Ils constituent le plus grand groupe de coléoptères entomophages, car 80 % des espèces sont carnivores (1 500 en France, dont 200 dans les régions agricoles de l'ouest de la France). Quelques espèces, comme le zabre, sont des nuisibles. Le zabre est un ravageur de 14 à 17 mm, noir, rarement brun foncé, avec le dessous du corps brunâtre, des antennes et des pattes brunes à rougeâtres.
1 PRÉDATEURS DES LARVES DU SOL, MAIS AUSSI DES THRIPS, DES ACARIENS...
Les carabes peuvent être très voraces, en particulier les gros carabiques : Pterostichus melanarius ou ptérostique mélanique mange jusqu'à 3,4 fois son poids. Comme pour la plupart des auxiliaires, les larves sont les plus intéressantes pour contrôler les populations de nuisibles. En effet, elles sont à 90 % carnivores, consomment des oeufs d'escargots ou de limaces, voire des jeunes limaces, des larves, des nymphes d'insectes, et parfois également des insectes adultes. Vivant dans le sol, elles s'avèrent utiles contre les larves et les nymphes de taupins, hannetons, noctuelles, charançons, chrysomèles, mouches des racines et de terreau... Les adultes complètent l'action des larves. Les gros carabiques de plus de 10 mm sont surtout marcheurs sur le sol et peuvent donc attraper tous les phytophages se laissant tomber de la plante pour se nymphoser dans le sol, mais aussi les limaces. Certains petits carabes, comme Demetrias atricapillus, montent sur les plantes principalement la nuit et se nourrissent de pucerons, thrips, acariens, notamment en début de saison. Les autres restent au sol et consomment les pucerons tombés. Ils sont souvent attirés par le miellat qui leur permet de les détecter. Certains carabiques tuent plus d'invertébrés qu'ils n'en consomment. Poecilus cupreus, qu'on pourrait nommer le « tigre du sol », peut consommer jusqu'à 125 pucerons par jour en laboratoire.

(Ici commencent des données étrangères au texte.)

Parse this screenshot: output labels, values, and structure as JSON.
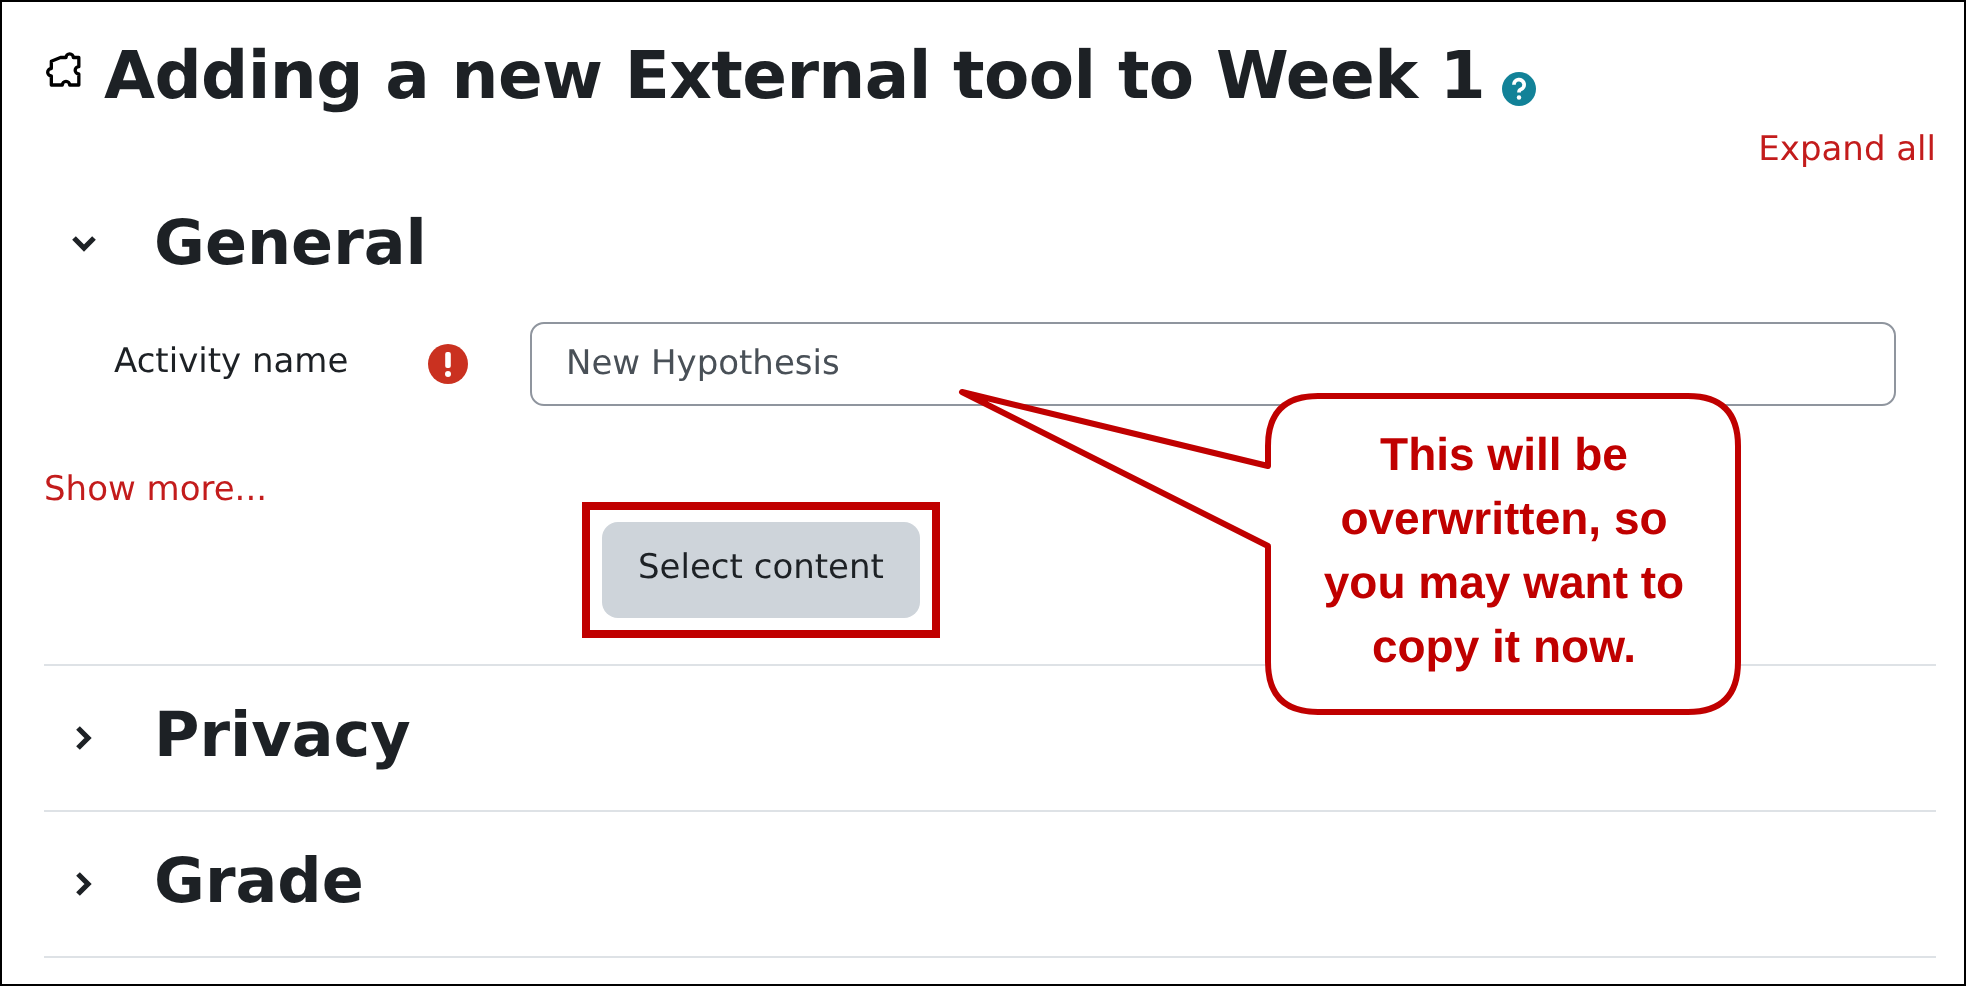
{
  "page": {
    "title": "Adding a new External tool to Week 1",
    "expand_all": "Expand all"
  },
  "sections": [
    {
      "title": "General",
      "expanded": true
    },
    {
      "title": "Privacy",
      "expanded": false
    },
    {
      "title": "Grade",
      "expanded": false
    }
  ],
  "general": {
    "field_label": "Activity name",
    "required": true,
    "value": "New Hypothesis",
    "show_more": "Show more...",
    "button": "Select content",
    "button_highlighted": true
  },
  "callout": {
    "text": "This will be overwritten, so you may want to copy it now."
  }
}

2 DES AUXILIAIRES INDIGÈNES AYANT PEU DE SPÉCIALISATION.
Les Carabidae sont pour la plupart des prédateurs généralistes, il y a peu de spécialisation. Ils sont opportunistes et consomment des proies qui dépassent rarement leur taille. Ainsi, le ptérostique mélanique, grand carabique commun et vorace, s'avère intéressant contre les limaces (oeufs, jeunes). Sa croissance est liée à la densité des limaces. Abax parallelepipedus, grand carabique violet, s'en nourrit presque exclusivement. Il peut consommer jusqu'à six limaces en 24 heures. D'autres carabes consomment des escargots (luisants...), taupins, charançons (otiorhynque), mouches (Delia), cécidomyies, tipules, pucerons, tenthrèdes, chenilles (Agrotis et autres noctuelles), les oeufs de coléoptères. Les plus petits carabes, en général, consomment des oeufs de limaces et d'autres petits invertébrés (coléoptères...). Les carabiques seuls ne sont pas efficaces pour la protection des cultures, ils sont utilisés en complément d'autres prédateurs et parasitoïdes.
3 BIOLOGIE ET ÉCOLOGIE DE CES PRÉDATEURS CARABIQUES.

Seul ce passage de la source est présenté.